Протоиерей Георгий Митрофанов. Памяти Патриарха…
Протоиерей Георгий Митрофанов.
Памяти Патриарха…
Источник: spbda.ru
Интервью с профессором Санкт-Петербургской православной духовной академии протоиереем Георгием Митрофановым, посвященное очередной годовщине со дня кончины приснопамятного Святейшего Патриарха Алексия II.
О. Георгий
– О. Георгий, посчастливилось ли Вам лично общаться с приснопамятным Святейшим Патриархом Алексием? Если можно, несколько слов о его роли, о его значении в Вашем жизненном пути.
– Святейшего Патриарха я знал, будучи еще студентом Духовной академии, когда в 1986 году он был назначен сюда митрополитом. Он рукополагал меня в диаконский и в священнический сан в 1988 году. Если же говорить о какой-то мистике отношений, то она действительно имела место. Случилось так, что меня рукоположили в сан священника в день свв. апп. Петра и Павла в Гатчине, где за 30 лет до этого меня крестили. Митрополит Алексий, естественно, об этом не знал. Как мне рассказывали, когда меня крестили младенцем, я смеялся и после троекратного погружения в купель требовал, чтобы меня погрузили еще раз, радуясь, по всей видимости, тому, что мне открылась церковная жизнь. И через 30 лет митрополит Алексий в этом же храме рукоположил меня в пресвитерский сан. Следующая, очень значимая для меня встреча, имела место через несколько лет, когда мы совершали паломническую поездку в Святую Землю в середине 90–х годов. В 2004 году на актовом дне Свято-Тихоновского православного гуманитарного университета Патриарх Алексий вручил мне диплом магистра богословия после моей защиты, которая прошла в этом университете. Во время вручения диплома я сказал ему: «Ваше Святейшество, если помните, Вы рукоположили меня в 1988 году в священный сан», на что он мне ответил: «Возрастайте духовно и дальше». Что стояло за этими словами – сказать трудно. Но для меня ощущение какой-то связи с ним действительно имело место.
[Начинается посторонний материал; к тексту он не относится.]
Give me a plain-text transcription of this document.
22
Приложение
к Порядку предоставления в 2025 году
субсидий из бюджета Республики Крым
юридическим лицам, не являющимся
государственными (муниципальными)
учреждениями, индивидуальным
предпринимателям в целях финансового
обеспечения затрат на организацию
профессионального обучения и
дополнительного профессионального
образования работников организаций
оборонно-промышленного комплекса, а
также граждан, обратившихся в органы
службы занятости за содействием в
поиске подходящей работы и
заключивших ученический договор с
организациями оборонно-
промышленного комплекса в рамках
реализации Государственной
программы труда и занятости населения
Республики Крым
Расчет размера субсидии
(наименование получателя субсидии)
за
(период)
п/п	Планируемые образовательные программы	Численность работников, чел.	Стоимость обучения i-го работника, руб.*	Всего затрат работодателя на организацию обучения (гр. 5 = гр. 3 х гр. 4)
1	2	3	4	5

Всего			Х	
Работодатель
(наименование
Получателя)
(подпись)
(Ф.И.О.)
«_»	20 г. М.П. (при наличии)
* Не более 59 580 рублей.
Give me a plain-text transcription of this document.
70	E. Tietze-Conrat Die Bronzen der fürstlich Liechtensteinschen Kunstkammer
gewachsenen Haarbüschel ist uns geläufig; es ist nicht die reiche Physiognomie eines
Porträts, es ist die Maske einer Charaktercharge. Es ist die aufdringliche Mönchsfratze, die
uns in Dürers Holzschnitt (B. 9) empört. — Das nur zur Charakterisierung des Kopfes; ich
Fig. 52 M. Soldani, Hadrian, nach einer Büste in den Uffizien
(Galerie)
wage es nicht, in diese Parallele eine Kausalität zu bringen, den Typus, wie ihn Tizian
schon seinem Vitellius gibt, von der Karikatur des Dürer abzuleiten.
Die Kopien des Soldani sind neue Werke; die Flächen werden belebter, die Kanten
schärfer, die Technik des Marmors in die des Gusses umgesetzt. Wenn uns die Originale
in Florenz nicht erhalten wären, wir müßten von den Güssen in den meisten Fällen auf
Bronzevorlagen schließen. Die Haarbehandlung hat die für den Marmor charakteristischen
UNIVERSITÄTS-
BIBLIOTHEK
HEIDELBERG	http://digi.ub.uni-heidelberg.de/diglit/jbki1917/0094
– Часто можно слышать мнение, что за период патриаршества Алексия II Церковь слишком сблизилась с государством. Так ли это на самом деле? И как, на Ваш взгляд, можно охарактеризовать отношения между Православной Церковью и государством в период патриаршества Алексия II? Как можно охарактеризовать внутрицерковную жизнь в период патриаршества Святейшего Патриарха Алексия II?
– Прежде всего, я хотел бы скорректировать Ваш вопрос: главным в жизни Патриарха, как и любого христианина, были не отношения с властью, а отношения с Богом. И эти отношения не прекратились и сейчас, наоборот, после кончины Святейшего Патриарха они приобрели особое качество – он предстал пред Богом лицом к лицу.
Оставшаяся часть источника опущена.